The Department of Health in the Northern Cape is lauding a report about the academic performance of 16 South African youths who left the province last year to study medicine in Cuba as part of an agreement between the two countries. After completing their studies, these students are expected back in the province to work in primarily rural areas, part the government's plan of placing skilled health care personnel in these regions. Spokesperson Thabo Lekhu reported that the students were doing well, and that the programme was a wise investment on the part of the government.
Eighteen Studentsfrom Maseno University in Kenya have either been expelled or suspended for three academic years for taking the institution to court last year. According to the charge sheet prepared by Maseno's deputy registrar of academic affairs, Okuta Ogacho, the students committed an offence of "misconduct by bringing the university into disrepute". Ogacho said that the students jointly and unlawfully - with others - filed a case in a Nairobi law court seeking to be recalled after being suspended by the Senate for involving themselves in riots in June 2003.

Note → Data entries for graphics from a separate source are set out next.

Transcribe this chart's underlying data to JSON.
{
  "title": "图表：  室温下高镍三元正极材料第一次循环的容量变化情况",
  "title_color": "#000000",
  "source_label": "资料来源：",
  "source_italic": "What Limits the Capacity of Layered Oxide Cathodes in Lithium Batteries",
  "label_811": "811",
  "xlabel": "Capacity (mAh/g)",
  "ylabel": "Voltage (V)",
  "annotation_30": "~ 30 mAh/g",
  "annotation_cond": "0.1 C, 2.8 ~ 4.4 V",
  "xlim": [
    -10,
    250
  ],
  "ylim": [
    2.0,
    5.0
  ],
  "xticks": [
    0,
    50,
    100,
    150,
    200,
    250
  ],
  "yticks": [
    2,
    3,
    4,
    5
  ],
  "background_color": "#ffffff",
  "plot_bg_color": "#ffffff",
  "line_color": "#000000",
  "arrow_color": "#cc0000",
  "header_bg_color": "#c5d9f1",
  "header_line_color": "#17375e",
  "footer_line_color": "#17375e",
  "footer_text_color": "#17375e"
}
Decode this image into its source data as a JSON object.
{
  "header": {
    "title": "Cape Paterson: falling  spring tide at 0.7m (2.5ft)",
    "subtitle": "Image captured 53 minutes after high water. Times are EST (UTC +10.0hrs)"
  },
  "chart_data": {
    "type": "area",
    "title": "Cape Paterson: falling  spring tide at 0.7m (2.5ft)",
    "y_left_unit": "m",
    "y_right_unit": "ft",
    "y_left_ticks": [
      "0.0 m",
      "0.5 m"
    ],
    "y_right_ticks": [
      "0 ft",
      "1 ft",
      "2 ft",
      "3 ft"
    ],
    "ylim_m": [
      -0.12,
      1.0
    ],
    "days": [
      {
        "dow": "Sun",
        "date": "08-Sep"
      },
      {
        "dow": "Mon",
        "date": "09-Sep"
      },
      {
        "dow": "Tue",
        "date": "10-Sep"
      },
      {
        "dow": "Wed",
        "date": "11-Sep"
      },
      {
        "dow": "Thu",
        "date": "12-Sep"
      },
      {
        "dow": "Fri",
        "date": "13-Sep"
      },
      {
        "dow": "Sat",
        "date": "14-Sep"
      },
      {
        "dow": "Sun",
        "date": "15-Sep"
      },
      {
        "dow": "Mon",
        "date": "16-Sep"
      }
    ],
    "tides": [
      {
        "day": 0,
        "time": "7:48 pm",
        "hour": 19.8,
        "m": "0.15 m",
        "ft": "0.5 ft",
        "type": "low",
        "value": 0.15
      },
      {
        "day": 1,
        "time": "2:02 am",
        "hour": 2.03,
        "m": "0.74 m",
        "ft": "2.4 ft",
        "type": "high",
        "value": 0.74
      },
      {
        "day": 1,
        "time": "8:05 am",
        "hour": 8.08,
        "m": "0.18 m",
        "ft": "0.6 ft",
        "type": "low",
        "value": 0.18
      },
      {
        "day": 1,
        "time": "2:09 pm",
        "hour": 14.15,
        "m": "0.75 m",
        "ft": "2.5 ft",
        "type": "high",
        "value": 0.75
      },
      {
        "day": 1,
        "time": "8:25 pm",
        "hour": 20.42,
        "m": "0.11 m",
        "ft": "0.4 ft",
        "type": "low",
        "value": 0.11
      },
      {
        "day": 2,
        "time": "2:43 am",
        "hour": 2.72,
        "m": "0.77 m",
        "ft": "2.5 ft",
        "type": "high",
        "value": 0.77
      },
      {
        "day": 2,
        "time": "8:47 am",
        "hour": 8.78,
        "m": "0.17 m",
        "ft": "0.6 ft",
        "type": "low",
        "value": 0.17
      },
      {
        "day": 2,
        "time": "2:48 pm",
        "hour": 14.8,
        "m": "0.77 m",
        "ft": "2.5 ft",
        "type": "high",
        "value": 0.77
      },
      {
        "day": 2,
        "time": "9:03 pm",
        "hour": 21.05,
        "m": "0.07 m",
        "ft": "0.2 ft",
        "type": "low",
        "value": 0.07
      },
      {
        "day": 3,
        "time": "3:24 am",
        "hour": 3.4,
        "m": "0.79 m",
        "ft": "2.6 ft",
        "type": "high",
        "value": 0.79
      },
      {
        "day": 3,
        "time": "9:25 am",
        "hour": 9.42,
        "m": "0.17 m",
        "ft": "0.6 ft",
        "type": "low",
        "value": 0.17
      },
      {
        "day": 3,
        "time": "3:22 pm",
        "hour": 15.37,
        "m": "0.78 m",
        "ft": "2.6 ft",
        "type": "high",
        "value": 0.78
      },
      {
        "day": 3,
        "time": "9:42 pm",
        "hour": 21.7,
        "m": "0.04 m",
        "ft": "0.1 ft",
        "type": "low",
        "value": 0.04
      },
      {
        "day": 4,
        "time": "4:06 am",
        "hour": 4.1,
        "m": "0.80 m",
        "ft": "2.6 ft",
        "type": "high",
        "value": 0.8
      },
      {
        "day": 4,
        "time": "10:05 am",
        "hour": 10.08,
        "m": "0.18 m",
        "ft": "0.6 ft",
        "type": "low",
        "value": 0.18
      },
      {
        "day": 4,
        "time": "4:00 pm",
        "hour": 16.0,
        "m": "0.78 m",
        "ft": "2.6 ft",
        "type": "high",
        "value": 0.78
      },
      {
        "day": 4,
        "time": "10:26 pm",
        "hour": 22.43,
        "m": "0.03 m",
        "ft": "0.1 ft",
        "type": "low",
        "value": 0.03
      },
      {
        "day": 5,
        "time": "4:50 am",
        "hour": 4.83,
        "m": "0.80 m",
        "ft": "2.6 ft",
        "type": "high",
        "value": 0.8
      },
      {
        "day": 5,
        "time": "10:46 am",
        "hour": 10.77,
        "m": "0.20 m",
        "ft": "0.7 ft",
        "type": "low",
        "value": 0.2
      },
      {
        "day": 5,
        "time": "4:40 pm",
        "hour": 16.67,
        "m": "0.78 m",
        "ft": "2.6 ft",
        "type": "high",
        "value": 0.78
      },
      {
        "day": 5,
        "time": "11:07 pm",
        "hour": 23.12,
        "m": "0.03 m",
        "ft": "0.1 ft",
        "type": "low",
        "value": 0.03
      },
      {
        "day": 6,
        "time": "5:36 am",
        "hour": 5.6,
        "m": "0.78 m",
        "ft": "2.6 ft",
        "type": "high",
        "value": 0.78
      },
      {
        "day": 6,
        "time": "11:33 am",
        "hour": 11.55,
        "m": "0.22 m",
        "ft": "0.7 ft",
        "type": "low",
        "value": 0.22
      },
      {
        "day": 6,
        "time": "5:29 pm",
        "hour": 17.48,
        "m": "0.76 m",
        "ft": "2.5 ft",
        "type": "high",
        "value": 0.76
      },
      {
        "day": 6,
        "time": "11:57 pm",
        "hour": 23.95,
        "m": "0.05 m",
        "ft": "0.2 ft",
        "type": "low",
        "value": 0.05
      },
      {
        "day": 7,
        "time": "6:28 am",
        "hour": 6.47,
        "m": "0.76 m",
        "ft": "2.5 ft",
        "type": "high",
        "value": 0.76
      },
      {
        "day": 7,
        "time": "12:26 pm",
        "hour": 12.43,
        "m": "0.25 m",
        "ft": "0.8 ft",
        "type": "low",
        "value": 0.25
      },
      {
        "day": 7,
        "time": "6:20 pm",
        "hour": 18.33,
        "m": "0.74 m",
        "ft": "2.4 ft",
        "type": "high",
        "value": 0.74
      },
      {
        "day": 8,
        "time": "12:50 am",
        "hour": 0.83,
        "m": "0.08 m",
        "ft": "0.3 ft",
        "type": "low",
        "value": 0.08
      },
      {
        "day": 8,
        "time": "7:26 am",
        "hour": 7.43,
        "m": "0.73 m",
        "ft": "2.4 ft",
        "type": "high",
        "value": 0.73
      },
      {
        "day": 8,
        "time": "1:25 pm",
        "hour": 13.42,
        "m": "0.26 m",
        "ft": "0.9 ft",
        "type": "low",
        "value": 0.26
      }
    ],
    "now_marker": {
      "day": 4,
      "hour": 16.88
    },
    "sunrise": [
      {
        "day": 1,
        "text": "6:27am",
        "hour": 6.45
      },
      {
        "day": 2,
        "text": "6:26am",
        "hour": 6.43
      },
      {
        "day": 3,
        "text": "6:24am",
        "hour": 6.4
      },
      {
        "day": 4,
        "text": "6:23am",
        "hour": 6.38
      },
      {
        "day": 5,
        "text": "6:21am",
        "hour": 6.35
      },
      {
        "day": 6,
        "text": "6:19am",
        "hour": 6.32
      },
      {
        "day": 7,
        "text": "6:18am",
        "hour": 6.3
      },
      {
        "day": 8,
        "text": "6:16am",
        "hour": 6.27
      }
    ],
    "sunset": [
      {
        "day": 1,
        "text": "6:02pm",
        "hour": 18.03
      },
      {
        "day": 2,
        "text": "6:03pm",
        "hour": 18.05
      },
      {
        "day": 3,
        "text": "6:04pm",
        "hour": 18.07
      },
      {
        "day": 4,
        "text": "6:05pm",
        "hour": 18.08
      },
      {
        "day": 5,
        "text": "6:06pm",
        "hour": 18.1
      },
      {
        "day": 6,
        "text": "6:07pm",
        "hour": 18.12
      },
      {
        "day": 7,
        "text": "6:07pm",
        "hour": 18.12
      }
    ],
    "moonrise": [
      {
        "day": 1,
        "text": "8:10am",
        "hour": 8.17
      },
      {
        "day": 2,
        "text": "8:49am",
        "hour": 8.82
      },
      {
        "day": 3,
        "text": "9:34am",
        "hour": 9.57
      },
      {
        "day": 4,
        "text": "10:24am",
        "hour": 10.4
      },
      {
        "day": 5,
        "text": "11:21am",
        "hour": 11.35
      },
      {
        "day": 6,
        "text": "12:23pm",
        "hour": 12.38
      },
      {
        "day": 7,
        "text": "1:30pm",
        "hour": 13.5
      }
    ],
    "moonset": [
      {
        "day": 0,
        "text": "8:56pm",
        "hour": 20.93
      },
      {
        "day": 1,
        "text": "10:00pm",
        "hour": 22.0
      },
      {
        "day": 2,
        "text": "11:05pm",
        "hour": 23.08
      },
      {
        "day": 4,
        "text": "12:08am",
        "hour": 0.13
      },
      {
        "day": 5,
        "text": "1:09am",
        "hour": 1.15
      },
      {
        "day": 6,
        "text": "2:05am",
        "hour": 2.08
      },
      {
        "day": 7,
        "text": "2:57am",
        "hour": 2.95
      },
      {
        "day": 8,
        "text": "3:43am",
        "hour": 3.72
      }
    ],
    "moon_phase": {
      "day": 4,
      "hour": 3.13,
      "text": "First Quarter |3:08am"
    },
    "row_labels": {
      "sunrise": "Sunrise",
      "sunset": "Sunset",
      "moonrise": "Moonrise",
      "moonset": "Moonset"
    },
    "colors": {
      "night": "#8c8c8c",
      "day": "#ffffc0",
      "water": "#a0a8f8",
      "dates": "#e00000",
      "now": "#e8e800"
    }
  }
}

The authorities at Nigeria's University of Uyo (UNIUYO) claim to have uncovered a plot to assassinate the institution's vice-chancellor, Prof Akpan Ekpo, and some key officials. According to Ekpo, the group of assassins - whom he did not name for security reasons - intended to strike on or before the next convocation of the university, which comes up on March 18 to 20. The motive for the planned attack is unknown.
Taking its cuefrom Squirm, an erotica magazine published by compatriot Vassar College, Harvard University's Committee on College Life (CCL) has okayed a student-run magazine that will feature nude pictures of undergraduates - although the publishers are barred from taking any photographs on the university campus - alongside articles on sexual issues. The students behind the magazine, Katharina Baldegg (sic) and Camilla Hrdy (sic), deny that H Bomb, as the publication will be known, is pornographic, touting it as "an outlet for literary and artistic expression that is both desired and needed". The CCL says that it considered the matter to be an issue of freedom of speech.